RSA isn't the only digital signature algorithm around, and wasn't in 1995 when Netscape was developing the SSL protocol: a similar, but somewhat more complicated algorithm named DSA (Digital Signature Algorithm) also existed, and was a U.S. government standard. DSA came from the ElGamal algorithm which was developed by Dr. Taher ElGamal — who happened to be the person that Netscape hired to develop the SSL algorithm in the first place. And, in fact, if you followed the description of the RSA algorithm closely, you might realize that you could easily turn it around and use the public key to generate an encrypted message that only the holder of the private key could read: hence Diffie-Hellman is also not the only secure key exchange method available either, once you have a way to verify ownership of public keys. The client can create a session key, encrypt it using the public key of an RSA algorithm and send it over a public channel — only the holder of the private key can read it.
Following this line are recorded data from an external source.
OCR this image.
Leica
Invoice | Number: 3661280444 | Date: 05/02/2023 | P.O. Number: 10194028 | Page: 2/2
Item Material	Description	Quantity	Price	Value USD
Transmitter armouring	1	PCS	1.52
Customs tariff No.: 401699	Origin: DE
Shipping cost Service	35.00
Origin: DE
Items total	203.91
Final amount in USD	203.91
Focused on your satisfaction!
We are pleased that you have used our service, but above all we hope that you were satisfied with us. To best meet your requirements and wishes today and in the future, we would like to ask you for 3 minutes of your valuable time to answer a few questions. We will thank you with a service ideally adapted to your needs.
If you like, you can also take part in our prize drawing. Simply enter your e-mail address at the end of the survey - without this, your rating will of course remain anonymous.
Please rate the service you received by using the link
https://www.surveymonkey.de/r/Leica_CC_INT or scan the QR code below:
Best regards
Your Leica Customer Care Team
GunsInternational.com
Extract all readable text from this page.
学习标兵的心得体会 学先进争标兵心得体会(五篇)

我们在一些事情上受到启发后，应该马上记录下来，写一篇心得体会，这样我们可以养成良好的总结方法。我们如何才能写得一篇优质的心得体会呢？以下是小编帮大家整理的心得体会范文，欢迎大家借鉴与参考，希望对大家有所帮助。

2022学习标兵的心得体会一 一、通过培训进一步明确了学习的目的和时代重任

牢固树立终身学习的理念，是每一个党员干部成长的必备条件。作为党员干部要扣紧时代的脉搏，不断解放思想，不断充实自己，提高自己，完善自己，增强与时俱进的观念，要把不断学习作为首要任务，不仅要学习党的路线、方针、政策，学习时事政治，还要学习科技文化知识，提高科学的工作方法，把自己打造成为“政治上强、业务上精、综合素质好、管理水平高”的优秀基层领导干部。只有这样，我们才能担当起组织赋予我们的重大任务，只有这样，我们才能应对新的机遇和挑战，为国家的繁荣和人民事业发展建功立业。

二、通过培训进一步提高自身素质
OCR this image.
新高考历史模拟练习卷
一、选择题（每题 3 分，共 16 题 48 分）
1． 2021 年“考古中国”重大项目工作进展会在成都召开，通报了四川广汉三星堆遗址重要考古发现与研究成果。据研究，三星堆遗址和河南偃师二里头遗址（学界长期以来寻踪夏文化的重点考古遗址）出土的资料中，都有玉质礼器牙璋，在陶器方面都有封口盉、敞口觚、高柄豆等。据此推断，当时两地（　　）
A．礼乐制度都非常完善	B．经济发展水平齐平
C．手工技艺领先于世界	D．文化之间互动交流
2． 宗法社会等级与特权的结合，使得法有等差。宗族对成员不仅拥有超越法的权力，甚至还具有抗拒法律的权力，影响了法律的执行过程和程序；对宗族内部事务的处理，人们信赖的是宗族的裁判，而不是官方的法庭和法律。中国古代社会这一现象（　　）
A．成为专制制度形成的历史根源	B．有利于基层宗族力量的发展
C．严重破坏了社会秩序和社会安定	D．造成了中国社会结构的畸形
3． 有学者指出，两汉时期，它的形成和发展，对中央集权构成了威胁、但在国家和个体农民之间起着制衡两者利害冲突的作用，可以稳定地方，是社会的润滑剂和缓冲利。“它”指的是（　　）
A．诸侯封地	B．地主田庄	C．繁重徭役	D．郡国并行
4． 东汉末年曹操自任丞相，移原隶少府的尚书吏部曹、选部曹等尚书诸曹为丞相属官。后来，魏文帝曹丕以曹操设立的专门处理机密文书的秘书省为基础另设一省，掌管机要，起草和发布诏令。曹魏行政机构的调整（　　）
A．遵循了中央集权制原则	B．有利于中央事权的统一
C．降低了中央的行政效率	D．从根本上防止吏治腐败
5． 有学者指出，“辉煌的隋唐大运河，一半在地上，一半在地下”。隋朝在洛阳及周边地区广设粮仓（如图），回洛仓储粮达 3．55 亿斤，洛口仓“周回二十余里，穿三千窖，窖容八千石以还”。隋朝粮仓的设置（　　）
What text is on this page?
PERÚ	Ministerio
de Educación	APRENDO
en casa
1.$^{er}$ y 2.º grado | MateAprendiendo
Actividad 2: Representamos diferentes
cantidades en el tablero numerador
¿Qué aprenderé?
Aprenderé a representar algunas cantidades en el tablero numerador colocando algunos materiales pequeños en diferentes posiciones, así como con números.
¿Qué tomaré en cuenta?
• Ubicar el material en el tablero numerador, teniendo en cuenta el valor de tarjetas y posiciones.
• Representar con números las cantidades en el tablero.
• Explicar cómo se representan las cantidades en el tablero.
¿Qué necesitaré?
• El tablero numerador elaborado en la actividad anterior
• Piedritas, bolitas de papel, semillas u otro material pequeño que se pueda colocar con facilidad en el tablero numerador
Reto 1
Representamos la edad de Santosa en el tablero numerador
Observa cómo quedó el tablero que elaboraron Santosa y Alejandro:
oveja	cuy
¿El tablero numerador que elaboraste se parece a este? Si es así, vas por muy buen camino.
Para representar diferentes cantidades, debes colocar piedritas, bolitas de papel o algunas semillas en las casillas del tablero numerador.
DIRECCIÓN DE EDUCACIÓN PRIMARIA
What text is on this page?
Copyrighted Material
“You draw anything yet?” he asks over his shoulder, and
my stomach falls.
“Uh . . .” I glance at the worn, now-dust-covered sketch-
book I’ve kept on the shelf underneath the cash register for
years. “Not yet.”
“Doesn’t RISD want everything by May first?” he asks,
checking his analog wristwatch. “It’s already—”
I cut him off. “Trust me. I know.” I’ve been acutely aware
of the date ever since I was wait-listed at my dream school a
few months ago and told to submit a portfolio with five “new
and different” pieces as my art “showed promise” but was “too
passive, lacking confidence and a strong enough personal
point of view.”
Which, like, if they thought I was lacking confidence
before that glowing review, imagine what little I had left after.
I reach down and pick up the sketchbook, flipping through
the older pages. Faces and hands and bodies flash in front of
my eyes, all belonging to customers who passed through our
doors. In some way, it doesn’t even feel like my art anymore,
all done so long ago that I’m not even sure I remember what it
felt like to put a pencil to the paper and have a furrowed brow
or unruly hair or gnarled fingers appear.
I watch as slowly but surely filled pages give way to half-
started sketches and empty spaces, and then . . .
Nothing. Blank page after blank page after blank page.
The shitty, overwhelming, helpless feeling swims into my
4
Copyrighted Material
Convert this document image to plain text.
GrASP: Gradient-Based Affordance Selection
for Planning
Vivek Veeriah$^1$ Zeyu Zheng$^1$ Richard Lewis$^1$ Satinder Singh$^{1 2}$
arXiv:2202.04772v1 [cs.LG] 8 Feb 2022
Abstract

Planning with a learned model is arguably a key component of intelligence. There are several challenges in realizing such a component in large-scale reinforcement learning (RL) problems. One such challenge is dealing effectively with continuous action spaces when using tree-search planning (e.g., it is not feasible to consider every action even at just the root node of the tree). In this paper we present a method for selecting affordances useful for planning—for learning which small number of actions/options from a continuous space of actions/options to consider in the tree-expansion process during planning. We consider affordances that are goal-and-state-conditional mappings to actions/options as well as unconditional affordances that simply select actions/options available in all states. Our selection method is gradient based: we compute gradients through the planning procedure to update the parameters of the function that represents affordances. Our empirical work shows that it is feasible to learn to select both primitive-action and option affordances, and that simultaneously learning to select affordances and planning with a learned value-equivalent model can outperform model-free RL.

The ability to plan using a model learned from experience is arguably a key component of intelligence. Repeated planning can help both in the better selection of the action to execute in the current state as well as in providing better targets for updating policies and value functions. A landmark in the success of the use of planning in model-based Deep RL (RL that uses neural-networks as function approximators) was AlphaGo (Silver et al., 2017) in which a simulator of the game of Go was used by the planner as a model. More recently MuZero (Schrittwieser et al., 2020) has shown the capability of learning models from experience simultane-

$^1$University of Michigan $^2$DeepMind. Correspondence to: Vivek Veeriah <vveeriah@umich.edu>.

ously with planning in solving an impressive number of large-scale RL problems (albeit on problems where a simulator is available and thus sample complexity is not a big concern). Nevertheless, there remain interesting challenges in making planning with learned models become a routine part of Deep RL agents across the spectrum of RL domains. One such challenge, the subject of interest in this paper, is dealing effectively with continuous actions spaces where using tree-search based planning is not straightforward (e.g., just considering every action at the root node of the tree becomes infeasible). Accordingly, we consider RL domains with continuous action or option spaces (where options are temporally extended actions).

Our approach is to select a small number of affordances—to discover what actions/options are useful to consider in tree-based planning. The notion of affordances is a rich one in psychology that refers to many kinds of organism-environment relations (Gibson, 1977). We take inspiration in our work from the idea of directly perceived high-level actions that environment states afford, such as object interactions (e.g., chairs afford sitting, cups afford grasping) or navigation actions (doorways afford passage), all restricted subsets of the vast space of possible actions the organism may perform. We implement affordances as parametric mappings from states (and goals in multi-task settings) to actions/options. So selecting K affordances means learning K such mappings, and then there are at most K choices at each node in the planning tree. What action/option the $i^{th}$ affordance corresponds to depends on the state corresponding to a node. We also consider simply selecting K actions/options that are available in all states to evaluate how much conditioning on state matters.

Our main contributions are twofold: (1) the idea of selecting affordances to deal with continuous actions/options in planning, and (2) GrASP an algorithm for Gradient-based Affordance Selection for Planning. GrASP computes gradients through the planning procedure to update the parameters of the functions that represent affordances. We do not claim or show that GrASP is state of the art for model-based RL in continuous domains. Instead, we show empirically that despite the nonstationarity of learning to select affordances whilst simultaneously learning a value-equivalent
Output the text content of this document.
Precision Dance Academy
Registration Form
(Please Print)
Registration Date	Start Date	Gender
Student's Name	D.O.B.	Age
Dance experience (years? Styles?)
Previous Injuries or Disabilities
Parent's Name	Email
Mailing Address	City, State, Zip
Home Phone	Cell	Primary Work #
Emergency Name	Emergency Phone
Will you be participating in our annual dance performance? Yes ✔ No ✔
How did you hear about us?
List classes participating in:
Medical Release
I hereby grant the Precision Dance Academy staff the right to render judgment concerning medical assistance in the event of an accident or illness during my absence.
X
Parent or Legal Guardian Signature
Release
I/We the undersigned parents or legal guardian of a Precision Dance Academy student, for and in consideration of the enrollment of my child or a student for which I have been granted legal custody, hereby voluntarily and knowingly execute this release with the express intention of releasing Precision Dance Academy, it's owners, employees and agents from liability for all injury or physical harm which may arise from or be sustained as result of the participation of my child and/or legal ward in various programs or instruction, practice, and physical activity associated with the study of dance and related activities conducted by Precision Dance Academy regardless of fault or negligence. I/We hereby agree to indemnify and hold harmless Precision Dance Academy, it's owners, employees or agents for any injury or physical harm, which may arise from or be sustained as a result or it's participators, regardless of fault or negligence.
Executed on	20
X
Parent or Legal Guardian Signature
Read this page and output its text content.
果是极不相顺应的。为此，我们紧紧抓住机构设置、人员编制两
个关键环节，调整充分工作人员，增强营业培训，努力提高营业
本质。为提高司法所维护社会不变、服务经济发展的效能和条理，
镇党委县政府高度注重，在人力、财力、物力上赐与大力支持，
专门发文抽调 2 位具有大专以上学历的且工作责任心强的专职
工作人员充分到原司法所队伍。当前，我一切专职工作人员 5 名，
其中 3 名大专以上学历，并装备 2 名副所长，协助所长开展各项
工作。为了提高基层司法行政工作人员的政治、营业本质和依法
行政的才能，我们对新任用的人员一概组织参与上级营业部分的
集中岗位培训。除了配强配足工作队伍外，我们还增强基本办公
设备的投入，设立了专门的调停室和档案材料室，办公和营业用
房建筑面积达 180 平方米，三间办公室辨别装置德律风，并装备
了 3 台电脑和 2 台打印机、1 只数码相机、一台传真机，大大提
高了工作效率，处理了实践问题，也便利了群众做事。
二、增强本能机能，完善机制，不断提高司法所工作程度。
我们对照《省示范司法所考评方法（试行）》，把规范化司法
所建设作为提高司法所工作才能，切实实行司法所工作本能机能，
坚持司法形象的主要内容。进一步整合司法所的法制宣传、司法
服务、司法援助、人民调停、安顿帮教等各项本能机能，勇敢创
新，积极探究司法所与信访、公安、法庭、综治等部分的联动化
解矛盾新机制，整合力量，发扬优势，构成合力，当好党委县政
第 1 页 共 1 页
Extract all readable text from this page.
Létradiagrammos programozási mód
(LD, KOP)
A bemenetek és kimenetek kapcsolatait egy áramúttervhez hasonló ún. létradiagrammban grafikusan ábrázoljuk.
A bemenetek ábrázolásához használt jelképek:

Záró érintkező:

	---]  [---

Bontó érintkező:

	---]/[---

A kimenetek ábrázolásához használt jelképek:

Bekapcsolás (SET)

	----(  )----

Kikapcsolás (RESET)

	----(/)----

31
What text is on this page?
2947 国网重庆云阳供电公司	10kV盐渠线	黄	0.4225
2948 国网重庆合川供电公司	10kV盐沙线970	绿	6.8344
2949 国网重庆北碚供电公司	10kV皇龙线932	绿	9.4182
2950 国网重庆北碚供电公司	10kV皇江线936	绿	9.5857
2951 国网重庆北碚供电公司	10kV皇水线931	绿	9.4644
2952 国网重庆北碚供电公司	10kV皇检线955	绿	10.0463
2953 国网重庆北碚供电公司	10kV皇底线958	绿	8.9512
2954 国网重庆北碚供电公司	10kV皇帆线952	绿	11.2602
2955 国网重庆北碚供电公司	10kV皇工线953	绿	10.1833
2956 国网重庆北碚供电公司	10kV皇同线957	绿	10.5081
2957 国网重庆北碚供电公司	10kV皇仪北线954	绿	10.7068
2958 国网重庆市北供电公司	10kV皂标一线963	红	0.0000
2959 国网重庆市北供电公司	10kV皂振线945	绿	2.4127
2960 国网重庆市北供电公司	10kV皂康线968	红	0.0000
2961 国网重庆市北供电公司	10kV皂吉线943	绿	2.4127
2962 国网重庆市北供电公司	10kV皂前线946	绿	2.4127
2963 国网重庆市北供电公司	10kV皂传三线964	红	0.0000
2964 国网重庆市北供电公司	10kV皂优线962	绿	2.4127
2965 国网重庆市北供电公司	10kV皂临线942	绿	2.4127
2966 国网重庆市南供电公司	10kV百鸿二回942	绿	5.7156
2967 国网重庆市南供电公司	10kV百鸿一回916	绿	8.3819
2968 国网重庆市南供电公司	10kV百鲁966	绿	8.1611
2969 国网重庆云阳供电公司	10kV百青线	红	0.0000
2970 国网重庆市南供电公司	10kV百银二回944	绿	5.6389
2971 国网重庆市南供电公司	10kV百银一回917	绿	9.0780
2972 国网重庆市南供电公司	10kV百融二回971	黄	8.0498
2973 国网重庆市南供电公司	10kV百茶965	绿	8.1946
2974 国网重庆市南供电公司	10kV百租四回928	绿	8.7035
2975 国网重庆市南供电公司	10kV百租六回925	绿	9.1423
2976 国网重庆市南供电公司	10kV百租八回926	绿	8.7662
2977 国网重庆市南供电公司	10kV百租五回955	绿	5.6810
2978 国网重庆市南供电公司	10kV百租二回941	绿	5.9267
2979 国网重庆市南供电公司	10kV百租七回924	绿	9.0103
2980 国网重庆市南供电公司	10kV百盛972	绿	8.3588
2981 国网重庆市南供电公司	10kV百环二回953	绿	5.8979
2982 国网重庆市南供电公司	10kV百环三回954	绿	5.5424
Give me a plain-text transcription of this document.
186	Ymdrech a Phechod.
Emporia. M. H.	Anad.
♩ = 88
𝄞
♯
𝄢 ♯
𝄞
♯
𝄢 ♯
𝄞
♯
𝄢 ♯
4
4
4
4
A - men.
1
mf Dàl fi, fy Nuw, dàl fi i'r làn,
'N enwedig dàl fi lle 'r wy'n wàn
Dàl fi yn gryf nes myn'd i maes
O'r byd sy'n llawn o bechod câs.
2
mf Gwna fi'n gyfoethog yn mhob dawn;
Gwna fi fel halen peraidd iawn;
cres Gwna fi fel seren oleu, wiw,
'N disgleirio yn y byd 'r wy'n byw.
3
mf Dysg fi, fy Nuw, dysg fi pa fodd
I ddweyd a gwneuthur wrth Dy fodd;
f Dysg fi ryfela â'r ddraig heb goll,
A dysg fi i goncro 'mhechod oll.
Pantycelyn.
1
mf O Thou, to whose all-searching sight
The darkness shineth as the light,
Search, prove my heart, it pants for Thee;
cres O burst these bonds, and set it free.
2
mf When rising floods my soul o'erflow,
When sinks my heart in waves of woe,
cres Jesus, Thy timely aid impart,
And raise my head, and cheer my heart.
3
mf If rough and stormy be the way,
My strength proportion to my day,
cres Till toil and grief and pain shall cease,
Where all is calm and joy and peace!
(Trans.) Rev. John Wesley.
So now, you can see the building blocks of the SSL handshake: first, the client establishes a public, non-secure connection with the server. Before it sends any potentially sensitive data (that is, any data at all), though, it performs an SSL handshake by first informing the server which public key exchange, encryption, verification and digital signature algorithms it understands. The server selects one of the ones that it understands and initiates a key exchange using the selected key exchange algorithm (in the first release, this was either Diffie-Hellman or RSA). The first step in doing so either way, though, is by returning a signed certificate which, at a minimum, includes the server's host name exactly as the browser requested it, a public key corresponding to either RSA or DSA (depending again on which digital signature algorithm was chosen), and a signature generated by a certificate authority which was already trusted by the browser. The key exchange continues with the server signing the key exchange, hence proving possession of the private key corresponding to the public key in the certificate. The client and the server then exchange two keys: one for the encryption and another for the verification. Once the keys have been exchanged, every subsequent packet is encrypted and authenticated using the two chosen algorithms.
The protocol that Netscape put together was very adaptive, but researchers found subtle flaws as time went on — the original SSLv2 was supplanted by SSL 3.0, which was then turned over to the IETF who renamed it TLS 1.0. TLS itself is currently working on its fourth revision, which looks like it will involve fairly significant changes to the handshake process, but the core principles of cipher negotiation and key exchange will always remain intact.